The US National Institutes of Health (NIH), which is leading the PMI, is weighing ambition against a desire to avoid the mistakes that torpedoed its National Children’s Study, which would have tracked 100,000 children from birth to adulthood. The agency abandoned that effort in December 2014, after recruiting just 5,700 participants at a cost of US$1.3 billion. It cited overly complex study design and goals.

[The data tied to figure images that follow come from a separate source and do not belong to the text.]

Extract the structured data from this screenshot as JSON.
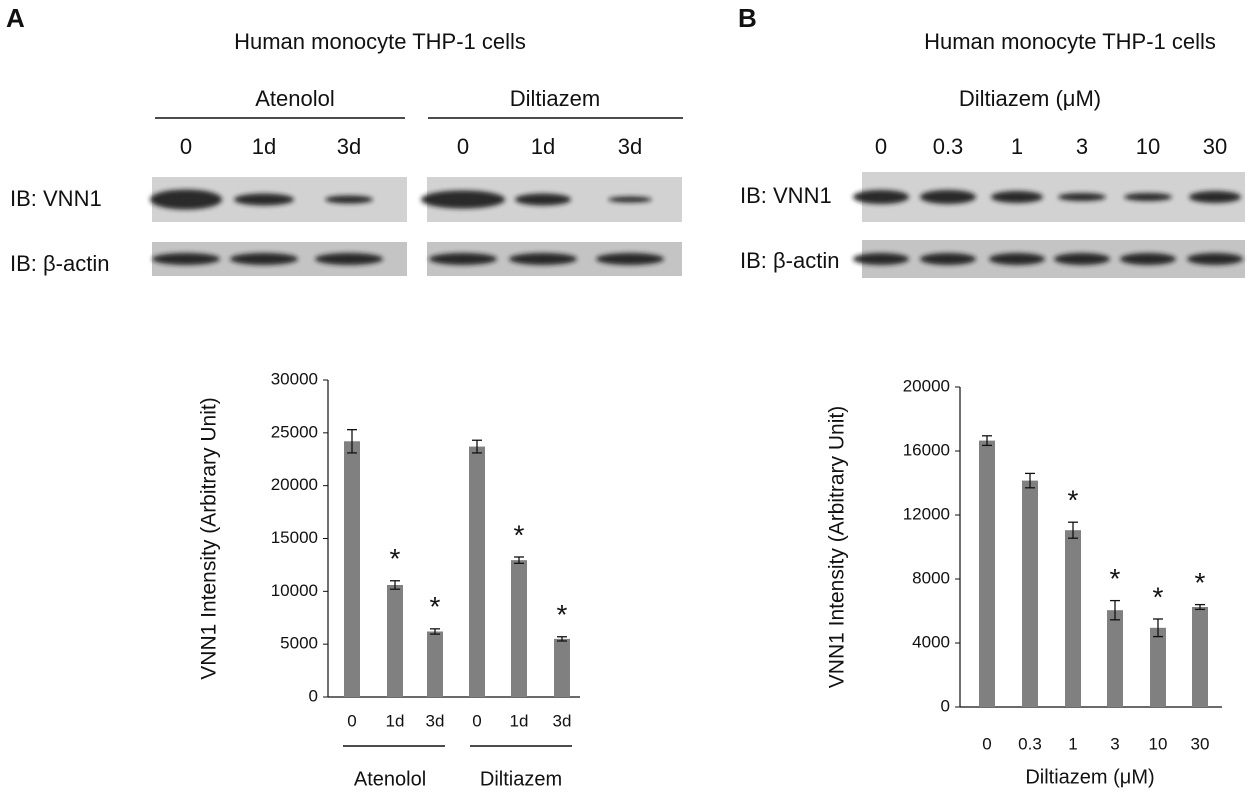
{
  "panels": [
    {
      "label": "A",
      "title": "Human monocyte THP-1 cells",
      "blots": [
        "IB: VNN1",
        "IB: β-actin"
      ]
    },
    {
      "label": "B",
      "title": "Human monocyte THP-1 cells",
      "treatment": "Diltiazem (μM)",
      "blots": [
        "IB: VNN1",
        "IB: β-actin"
      ]
    }
  ],
  "chart_data": [
    {
      "type": "bar",
      "ylabel": "VNN1 Intensity (Arbitrary Unit)",
      "categories": [
        "0",
        "1d",
        "3d",
        "0",
        "1d",
        "3d"
      ],
      "groups": [
        "Atenolol",
        "Diltiazem"
      ],
      "values": [
        24200,
        10600,
        6200,
        23700,
        12950,
        5500
      ],
      "errors": [
        1100,
        400,
        250,
        600,
        300,
        200
      ],
      "annotations": [
        {
          "category": 1,
          "text": "*"
        },
        {
          "category": 2,
          "text": "*"
        },
        {
          "category": 4,
          "text": "*"
        },
        {
          "category": 5,
          "text": "*"
        }
      ],
      "color": "#808080",
      "ylim": [
        0,
        30000
      ],
      "yticks": [
        0,
        5000,
        10000,
        15000,
        20000,
        25000,
        30000
      ]
    },
    {
      "type": "bar",
      "ylabel": "VNN1 Intensity (Arbitrary Unit)",
      "xlabel": "Diltiazem (μM)",
      "categories": [
        "0",
        "0.3",
        "1",
        "3",
        "10",
        "30"
      ],
      "values": [
        16650,
        14150,
        11050,
        6050,
        4950,
        6250
      ],
      "errors": [
        300,
        450,
        500,
        600,
        550,
        150
      ],
      "annotations": [
        {
          "category": 2,
          "text": "*"
        },
        {
          "category": 3,
          "text": "*"
        },
        {
          "category": 4,
          "text": "*"
        },
        {
          "category": 5,
          "text": "*"
        }
      ],
      "color": "#808080",
      "ylim": [
        0,
        20000
      ],
      "yticks": [
        0,
        4000,
        8000,
        12000,
        16000,
        20000
      ]
    }
  ]
}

Clinical trials in the United States have historically relied on enrolling white participants from higher socio-economic levels, despite the fact that ethnic minorities make up about 40% of the country’s population. Of the 58,160 lung-disease studies published between 1993 and 2013, for example, less than 5% reported the inclusion of participants from minority ethnic groups (E. G. Burchard et al. Am. J. Respir. Crit. Care Med. 191, 514–521; 2015). The disparity is especially problematic because many diseases are more prevalent among certain ethnic groups, and ethnicity may also influence which therapies are effective, says Esteban Burchard, a physician scientist at the University of California, San Francisco.

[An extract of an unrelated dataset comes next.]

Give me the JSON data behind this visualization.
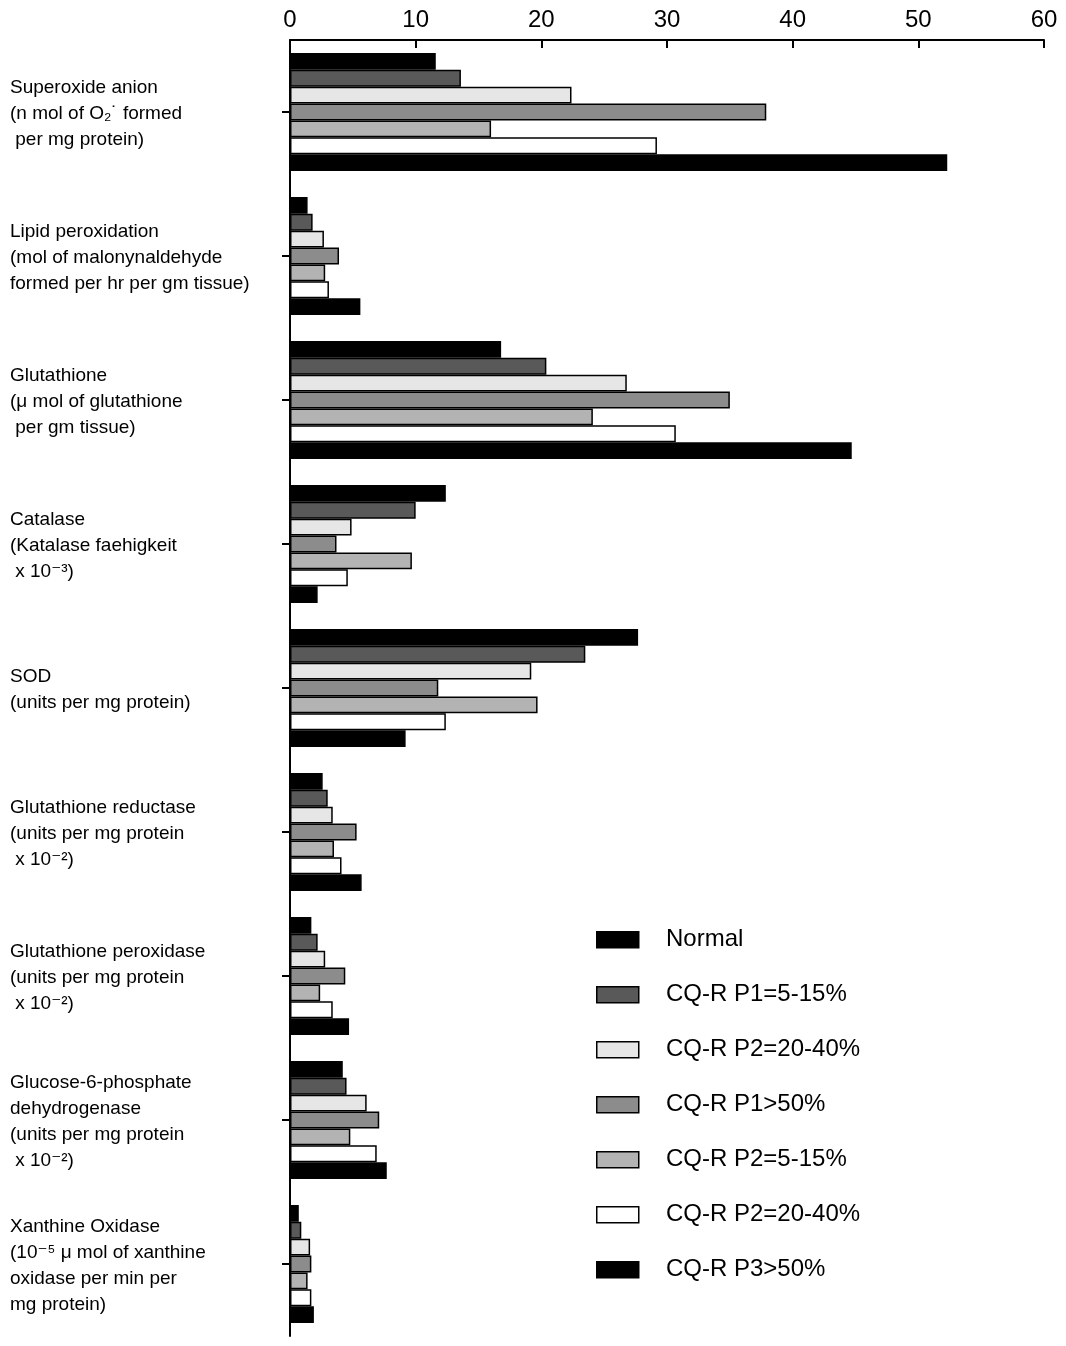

“I would argue that it’s a scientific question that needs to be addressed; it’s not about the social reasons,” adds Burchard, a member of the PMI working group. The team has decided to over-represent minority groups in the study relative to their share of the US population. Doing this should increase researchers’ ability to draw statistically significant conclusions about small groups.

For example, alcoholism is particularly prevalent in Native American communities, and a study such as the PMI could help to reveal genetic and environmental factors that might underlie this vulnerability. But Native Americans make up just 1.6% of the US population, and if they were represented proportionally in a 1-million-person study, that would amount to just 16,000 participants — and focusing on subgroups determined by socio-economic status or age would further reduce the sample size.

Sarah Gehlert, who researches health disparities at Washington University in St. Louis, Missouri, hopes that the PMI will focus not only on ethnic minorities but also on other under-represented groups, such as poor people and those in rural areas. When minorities are included, they tend to be upper-class, educated and urban. But recruiting and retaining members of under-represented groups presents a challenge — they may not have the resources to find information about the study online, and may lack experience in using the fitness trackers and mobile apps with which the PMI plans to collect physiological data.

Just because you can study patients at an ivory-tower academic institution doesn’t mean you can do it in rural Appalachia.

The NIH has not yet decided how it will recruit PMI participants. Gehlert is concerned that the agency could rely too heavily on patient-advocacy organizations such as breast-cancer support groups, which tend to attract white, affluent city dwellers. She also notes that the PMI plans to use data from medical records. Because poor people are more likely to seek care at emergency departments than to have regular doctors, their records are often fragmented.

Such people are also more likely to be distrustful of researchers. “Just because you can study patients at an ivory-tower academic institution doesn’t mean you can do it in rural Appalachia,” Burchard says. With this in mind, the NIH is consulting researchers experienced in recruiting under-represented groups into clinical trials.

At the PMI working group’s meeting on 2 July, public-health researcher Donna Antoine-LaVigne of Jackson State University in Mississippi talked about her work with the 5,300-participant Jackson Heart Study, the largest survey of cardiovascular disease in African Americans. It includes both urban and rural populations, and has relied heavily on health workers going into their own communities to recruit participants.

Although this approach is labour-intensive, Antoine-LaVigne believes that it is cost-effective. “Having people on the ground that do this would cost a lot less in the long run, because otherwise you’re taking investigators away from their research,” she says. “And a lot of them don’t have a clue about bringing folks in.”

Striking a balance between community-based approaches and conventional research studies at hospitals or universities is a priority for the PMI working group, says its co-chair Bray Patrick-Lake, who works in patient engagement in research at Duke University in Durham, North Carolina. The NIH has not decided how to allocate the project’s resources, but “I don’t see this as a landscape for only the traditional players in research”, she says.